Samedi dernier, lors d’une réunion avec la ministre de l’Industrie et des Mines, Fatma Thabet, et le ministre de l’Environnement, Habib Obeid, le président Saïed a ordonné l’envoi d’une équipe conjointe des deux ministères à l’usine d’acide phosphorique pour « réparer ce qui doit l’être au plus vite », selon un communiqué officiel.

Une carte de pression

Pour les observateurs de la scène politique tunisienne, les Frères musulmans, en perte d’influence, continuent d’adopter la stratégie du « chevauchement des événements », exploitant toute protestation spontanée comme levier de pression contre le président Kaïs Saïed.

Le politologue tunisien Abdelmajid Al-Adwani estime que « les revendications des habitants de Gabès sont légitimes, notamment face à la dégradation environnementale résultant de choix erronés depuis des décennies ».

Il ajoute que « détourner ces revendications légitimes vers la violence et le chaos, à travers l’utilisation de cocktails Molotov et l’incendie du siège administratif du complexe chimique, est inacceptable et non innocent ».

Selon lui, « les Frères musulmans continuent de semer le désordre et d attiser les tensions, espérant un retour sur la scène politique par une autre porte ».

Le chercheur rappelle que Gabès, surtout dans sa partie sud, a longtemps constitué, depuis 2011, un bastion électoral du mouvement Ennahdha, dont la plupart des dirigeants, y compris Rached Ghannouchi et Rafik Abdessalem, sont originaires.

Depuis le début des manifestations, Rafik Abdessalem a utilisé ses pages sur les réseaux sociaux, gérées depuis l’étranger, pour inciter les Tunisiens à affronter les forces de l’ordre.

Indifférence passée

De son côté, le militant et analyste politique tunisien Nabil Ghouari souligne que les habitants de Gabès souffrent depuis des décennies des problèmes de pollution dus à l’usine chimique.

Il précise que « le mouvement Ennahdha, acteur clé du pouvoir depuis 2011, est l’un des principaux responsables de la détérioration de la situation environnementale à Gabès et n’a jamais cherché à apaiser la colère des habitants à l’époque ».

Il rappelle que « les habitants avaient déjà réclamé la fermeture de l’usine en 2011, mais Ennahdha n’avait prêté aucune attention à leurs doléances, préoccupé uniquement par ses intérêts partisans étroits ».

Fondée en 1972, l’usine chimique est une filiale du Complexe chimique tunisien (entreprise publique) spécialisée dans la transformation du phosphate en acide phosphorique.
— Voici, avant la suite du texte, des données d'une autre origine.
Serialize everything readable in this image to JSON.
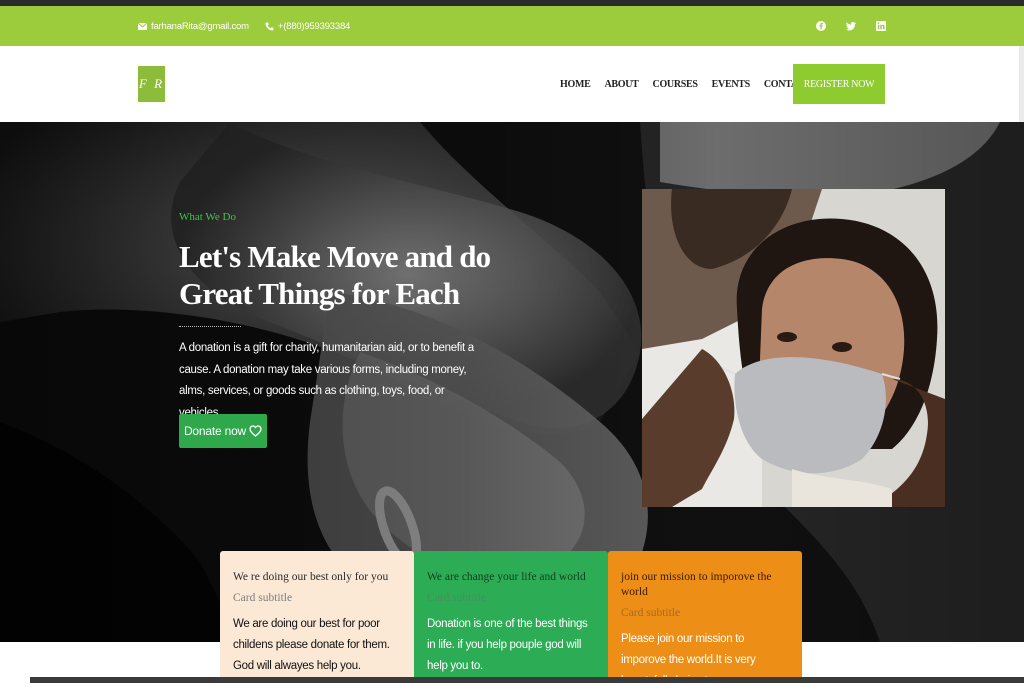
{
  "topbar": {
    "email": "farhanaRita@gmail.com",
    "phone": "+(880)959393384",
    "social_icons": [
      "facebook-icon",
      "twitter-icon",
      "linkedin-icon"
    ],
    "color": "#9ccb3b"
  },
  "navbar": {
    "logo_text": "F R",
    "links": [
      "HOME",
      "ABOUT",
      "COURSES",
      "EVENTS",
      "CONTACT"
    ],
    "register_label": "REGISTER NOW",
    "accent_color": "#8dcb2f"
  },
  "hero": {
    "eyebrow": "What We Do",
    "headline_line1": "Let's Make Move and do",
    "headline_line2": "Great Things for Each",
    "description": "A donation is a gift for charity, humanitarian aid, or to benefit a cause. A donation may take various forms, including money, alms, services, or goods such as clothing, toys, food, or vehicles.",
    "donate_label": "Donate now",
    "donate_icon": "heart-icon",
    "button_color": "#2ea84a"
  },
  "cards": [
    {
      "title": "We re doing our best only for you",
      "subtitle": "Card subtitle",
      "text": "We are doing our best for poor childens please donate for them. God will alwayes help you.",
      "color": "#fbe9d6"
    },
    {
      "title": "We are change your life and world",
      "subtitle": "Card subtitle",
      "text": "Donation is one of the best things in life. if you help pouple god will help you to.",
      "color": "#2cad55"
    },
    {
      "title": "join our mission to imporove the world",
      "subtitle": "Card subtitle",
      "text": "Please join our mission to imporove the world.It is very beautyfull choice to",
      "color": "#ed8e16"
    }
  ]
}
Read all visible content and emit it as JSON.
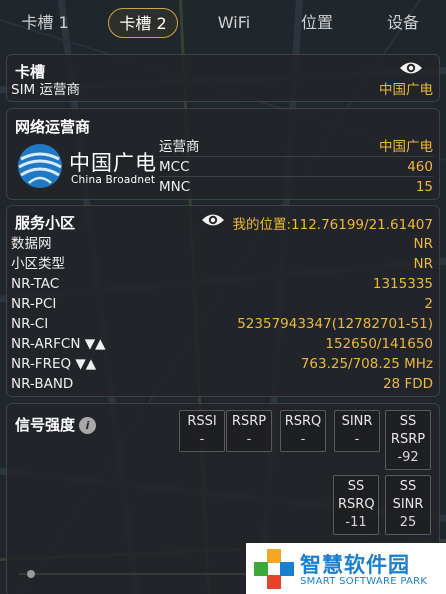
{
  "colors": {
    "accent": "#f0b838",
    "tab_border": "#c9a44a",
    "panel_bg": "#222428"
  },
  "tabs": [
    "卡槽 1",
    "卡槽 2",
    "WiFi",
    "位置",
    "设备"
  ],
  "active_tab": "卡槽 2",
  "sim_panel": {
    "title": "卡槽",
    "eye_icon": "eye-icon",
    "rows": [
      {
        "key": "SIM 运营商",
        "value": "中国广电"
      }
    ]
  },
  "operator_panel": {
    "title": "网络运营商",
    "logo_text": "中国广电",
    "logo_subtext": "China Broadnet",
    "rows": [
      {
        "key": "运营商",
        "value": "中国广电"
      },
      {
        "key": "MCC",
        "value": "460"
      },
      {
        "key": "MNC",
        "value": "15"
      }
    ]
  },
  "cell_panel": {
    "title": "服务小区",
    "eye_icon": "eye-icon",
    "location": "我的位置:112.76199/21.61407",
    "rows": [
      {
        "key": "数据网",
        "value": "NR"
      },
      {
        "key": "小区类型",
        "value": "NR"
      },
      {
        "key": "NR-TAC",
        "value": "1315335"
      },
      {
        "key": "NR-PCI",
        "value": "2"
      },
      {
        "key": "NR-CI",
        "value": "52357943347(12782701-51)"
      },
      {
        "key": "NR-ARFCN ▼▲",
        "value": "152650/141650"
      },
      {
        "key": "NR-FREQ ▼▲",
        "value": "763.25/708.25 MHz"
      },
      {
        "key": "NR-BAND",
        "value": "28 FDD"
      }
    ]
  },
  "signal_panel": {
    "title": "信号强度",
    "info_icon": "info-icon",
    "metrics": [
      {
        "label": "RSSI",
        "value": "-"
      },
      {
        "label": "RSRP",
        "value": "-"
      },
      {
        "label": "RSRQ",
        "value": "-"
      },
      {
        "label": "SINR",
        "value": "-"
      },
      {
        "label": "SS RSRP",
        "value": "-92"
      },
      {
        "label": "SS RSRQ",
        "value": "-11"
      },
      {
        "label": "SS SINR",
        "value": "25"
      }
    ]
  },
  "watermark": {
    "title": "智慧软件园",
    "subtitle": "SMART SOFTWARE PARK"
  }
}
Entre 1979 et 1985, deux unités de production d’engrais phosphatés à base de diammonium ont été construites, et en 1983, une usine de nitrate d’ammonium a été inaugurée.

Ce vaste complexe industriel traite le phosphate provenant des mines du gouvernorat voisin de Gafsa pour produire des engrais et d’autres composés chimiques.